We observed each other, you and I, for many months: you lurked in the shadows of the cow barn, watching our comings and goings with narrowed green eyes that missed nothing. Every now and then we’d see you skulking at the end of the aisle, silhouetted against the light, sometimes with the ultimate trophy of a dead pigeon in your mouth, before you slunk off with your prize to disembowel it out of sight. We never tried to pet you and you never came to visit. This truce was fine.

And then in the winter of 2016 you crossed the driveway. We saw you like the barest shadow, a phantom lurking in the horse barn hayloft, watching us carefully as we bustled about the tack room setting grain. I convinced myself there was a ghost that cleaned the drippings off the oil supplement before I caught you in the act one day.
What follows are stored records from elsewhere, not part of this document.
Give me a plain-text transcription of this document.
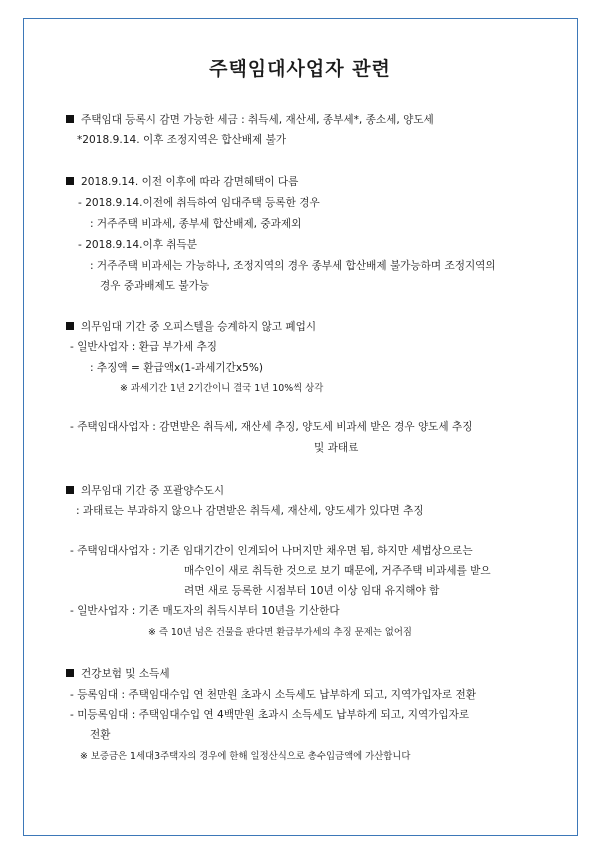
주택임대사업자 관련
주택임대 등록시 감면 가능한 세금 : 취득세, 재산세, 종부세*, 종소세, 양도세
*2018.9.14. 이후 조정지역은 합산배제 불가
2018.9.14. 이전 이후에 따라 감면혜택이 다름
- 2018.9.14.이전에 취득하여 임대주택 등록한 경우
: 거주주택 비과세, 종부세 합산배제, 중과제외
- 2018.9.14.이후 취득분
: 거주주택 비과세는 가능하나, 조정지역의 경우 종부세 합산배제 불가능하며 조정지역의
경우 중과배제도 불가능
의무임대 기간 중 오피스텔을 승계하지 않고 폐업시
- 일반사업자 : 환급 부가세 추징
: 추징액 = 환급액x(1-과세기간x5%)
※ 과세기간 1년 2기간이니 결국 1년 10%씩 상각
- 주택임대사업자 : 감면받은 취득세, 재산세 추징, 양도세 비과세 받은 경우 양도세 추징
및 과태료
의무임대 기간 중 포괄양수도시
: 과태료는 부과하지 않으나 감면받은 취득세, 재산세, 양도세가 있다면 추징
- 주택임대사업자 : 기존 임대기간이 인계되어 나머지만 채우면 됨, 하지만 세법상으로는
매수인이 새로 취득한 것으로 보기 때문에, 거주주택 비과세를 받으
려면 새로 등록한 시점부터 10년 이상 임대 유지해야 함
- 일반사업자 : 기존 매도자의 취득시부터 10년을 기산한다
※ 즉 10년 넘은 건물을 판다면 환급부가세의 추징 문제는 없어짐
건강보험 및 소득세
- 등록임대 : 주택임대수입 연 천만원 초과시 소득세도 납부하게 되고, 지역가입자로 전환
- 미등록임대 : 주택임대수입 연 4백만원 초과시 소득세도 납부하게 되고, 지역가입자로
전환
※ 보증금은 1세대3주택자의 경우에 한해 일정산식으로 총수입금액에 가산합니다
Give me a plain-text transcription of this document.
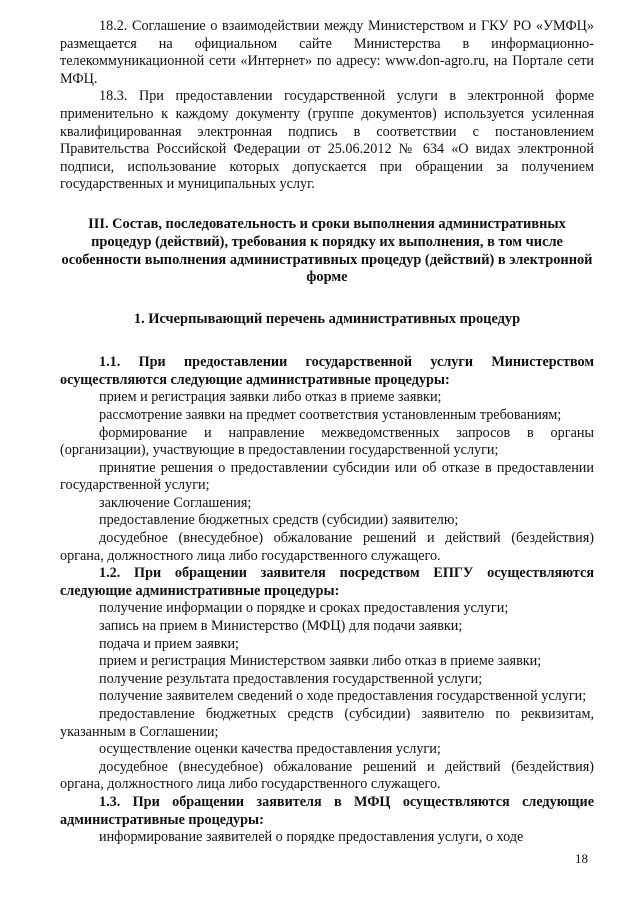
18.2. Соглашение о взаимодействии между Министерством и ГКУ РО «УМФЦ» размещается на официальном сайте Министерства в информационно-телекоммуникационной сети «Интернет» по адресу: www.don-agro.ru, на Портале сети МФЦ.

18.3. При предоставлении государственной услуги в электронной форме применительно к каждому документу (группе документов) используется усиленная квалифицированная электронная подпись в соответствии с постановлением Правительства Российской Федерации от 25.06.2012 № 634 «О видах электронной подписи, использование которых допускается при обращении за получением государственных и муниципальных услуг.

III. Состав, последовательность и сроки выполнения административных процедур (действий), требования к порядку их выполнения, в том числе особенности выполнения административных процедур (действий) в электронной форме
1. Исчерпывающий перечень административных процедур

1.1. При предоставлении государственной услуги Министерством осуществляются следующие административные процедуры:

прием и регистрация заявки либо отказ в приеме заявки;

рассмотрение заявки на предмет соответствия установленным требованиям;

формирование и направление межведомственных запросов в органы (организации), участвующие в предоставлении государственной услуги;

принятие решения о предоставлении субсидии или об отказе в предоставлении государственной услуги;

заключение Соглашения;

предоставление бюджетных средств (субсидии) заявителю;

досудебное (внесудебное) обжалование решений и действий (бездействия) органа, должностного лица либо государственного служащего.

1.2. При обращении заявителя посредством ЕПГУ осуществляются следующие административные процедуры:

получение информации о порядке и сроках предоставления услуги;

запись на прием в Министерство (МФЦ) для подачи заявки;

подача и прием заявки;

прием и регистрация Министерством заявки либо отказ в приеме заявки;

получение результата предоставления государственной услуги;

получение заявителем сведений о ходе предоставления государственной услуги;

предоставление бюджетных средств (субсидии) заявителю по реквизитам, указанным в Соглашении;

осуществление оценки качества предоставления услуги;

досудебное (внесудебное) обжалование решений и действий (бездействия) органа, должностного лица либо государственного служащего.

1.3. При обращении заявителя в МФЦ осуществляются следующие административные процедуры:

информирование заявителей о порядке предоставления услуги, о ходе

18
You were never quite the same after that. You stopped darting away into the cathedral of the loft; you starting lingering on the steps, mewing to us and making bread in the dust with your busy paws. It started innocently enough: we let you bump your head against the back of our hands, graze against our ankles as you purred. Soon enough you were jumping up onto the stall walls, chirping and purring away, begging to be picked up.

It became evident then that you’re kind of dumb.

“Dumb” might not be the right word — needy, perhaps? After all, you were smart enough to figure out how to jump in an open car window and eat Farmhand Bill’s lunch. This has trained you to climb in every open car door you can find, perhaps seeking again that font of ham sandwiches direct from the source. It’s only a matter of time before I accidentally take you home.

Border Cat, you are constantly underfoot. Despite our gentle reminders that you not try to rub against our ankles while we’re walking — especially not walking with horses — despite the move we’ve perfected of scooping you up by your belly on the toe of our boot and depositing you out of harm’s way, you insist on being right there with us, every step of the way. Despite the Thoroughbred sending you rolling across the floor, you persist.

And then came this past weekend, when the moment we all knew was coming finally came, when Rocky the draft horse stepped on you, you clueless idiot, as you snuck around us and planted yourself in the direct path of his dinner-platter hoof.

We all watched in horror for that split second that stretched for eons as you were pinned beneath that draft horse foot, writhing about in distress, until we could get Rocky to back up and set you free, sending you shrieking into the tool shed where we believed you had probably run off to die. We could not find you for some time. And then an hour or two later, there you were again, strutting your way back into the barn, tail aloft — perhaps down to eight lives now, but none the worse for wear.

The next day, you attempted to leap up off the ground and join me in the saddle astride the Thoroughbred. He didn’t really like it when you dug your claws into his shoulder on the way up. Death by draft horse was not enough for you, was it?